Innanzitutto, mio padre credeva che la vita andasse vissuta a favore degli altri attraverso l’impegno concreto nella propria esistenza, in cui investire il meglio di se stessi. Aldo Moro spesso viene considerato un pessimista, mentre non lo era affatto. Era, tuttavia, una persona piena di realismo che non si nascondeva i problemi. C’è un suo articolo intitolato Il bene non fa notizia, ma c’è, in cui lui parla proprio del tanto bene che c’è nel mondo: siamo all’inizio del ’77, quindi non proprio un periodo calmo. È in questo che si vede anche il suo essere cristiano.

Spesso si critica il modo in cui la figura di suo padre viene ricordata.

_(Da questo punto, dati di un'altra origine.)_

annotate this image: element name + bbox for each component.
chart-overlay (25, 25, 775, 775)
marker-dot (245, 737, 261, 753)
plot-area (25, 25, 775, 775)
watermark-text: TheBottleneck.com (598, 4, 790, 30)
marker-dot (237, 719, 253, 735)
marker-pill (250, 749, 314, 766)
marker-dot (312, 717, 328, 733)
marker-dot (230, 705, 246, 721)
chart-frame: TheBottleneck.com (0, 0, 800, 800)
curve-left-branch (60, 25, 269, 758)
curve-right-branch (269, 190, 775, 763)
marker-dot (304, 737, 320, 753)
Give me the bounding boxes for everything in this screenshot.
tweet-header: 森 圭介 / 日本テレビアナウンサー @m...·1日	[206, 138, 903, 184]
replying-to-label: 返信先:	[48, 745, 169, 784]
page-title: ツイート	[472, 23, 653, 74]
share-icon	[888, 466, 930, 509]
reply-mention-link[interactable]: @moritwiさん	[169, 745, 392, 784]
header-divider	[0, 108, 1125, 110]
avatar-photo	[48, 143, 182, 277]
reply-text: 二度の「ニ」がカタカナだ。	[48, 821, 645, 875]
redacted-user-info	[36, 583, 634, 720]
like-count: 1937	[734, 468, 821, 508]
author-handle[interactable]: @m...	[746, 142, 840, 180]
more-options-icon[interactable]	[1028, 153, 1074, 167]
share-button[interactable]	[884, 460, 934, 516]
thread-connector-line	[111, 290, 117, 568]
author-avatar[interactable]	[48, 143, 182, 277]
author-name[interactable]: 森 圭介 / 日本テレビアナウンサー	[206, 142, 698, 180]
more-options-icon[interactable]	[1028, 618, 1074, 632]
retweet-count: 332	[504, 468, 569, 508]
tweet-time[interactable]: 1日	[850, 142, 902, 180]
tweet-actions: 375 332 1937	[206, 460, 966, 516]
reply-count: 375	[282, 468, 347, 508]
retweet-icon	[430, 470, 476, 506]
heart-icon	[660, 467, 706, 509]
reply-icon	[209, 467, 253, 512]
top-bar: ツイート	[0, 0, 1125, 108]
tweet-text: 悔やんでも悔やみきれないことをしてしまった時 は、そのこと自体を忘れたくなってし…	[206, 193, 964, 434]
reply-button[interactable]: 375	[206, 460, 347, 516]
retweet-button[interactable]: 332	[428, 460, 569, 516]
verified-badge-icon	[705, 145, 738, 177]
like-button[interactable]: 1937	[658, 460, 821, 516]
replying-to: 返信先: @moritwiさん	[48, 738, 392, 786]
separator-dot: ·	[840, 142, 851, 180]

Sicuramente c’è un senso di colpa molto diffuso nei confronti della sua vicenda. Aldo Moro era portatore non soltanto di un progetto politico, ma anche di un modo di vedere la politica. Qualcuno dice che è stato scelto lui dalle Br, come poteva essere scelto qualcun altro. Io, invece, penso che lui incarnasse – come molti altri che sono stati uccisi dal terrorismo – l’idea di un paese che mette al centro le persone, che cerca di farle esprimere al meglio. Credo che lui avesse un’idea della democrazia come di un luogo in cui tutti si possono incontrare, dove intraprendere insieme una strada. C’è un giudizio che mio padre dà del terrorismo in cui parla dello “spettacolo” della violenza di allora, una violenza esplicita o paurosamente tramata nell’ombra, che non si vuole contrapporre ad altra violenza, ma è invece funzionale a interrompere un processo di libertà. Ecco, credo che non tutti apprezzassero quel modo di vedere la vita politica e democratica e il percorso che l’Italia poteva fare. Quando parli della persona di Aldo Moro devi necessariamente parlare di questo suo modo di essere, di fare politica, di avere fiducia nella società. Un pensiero che non sempre è condiviso. Quindi, a volte, penso che non ricordarlo adeguatamente significhi proprio cercare di dimenticare che ci sono altre strade per la nostra democrazia.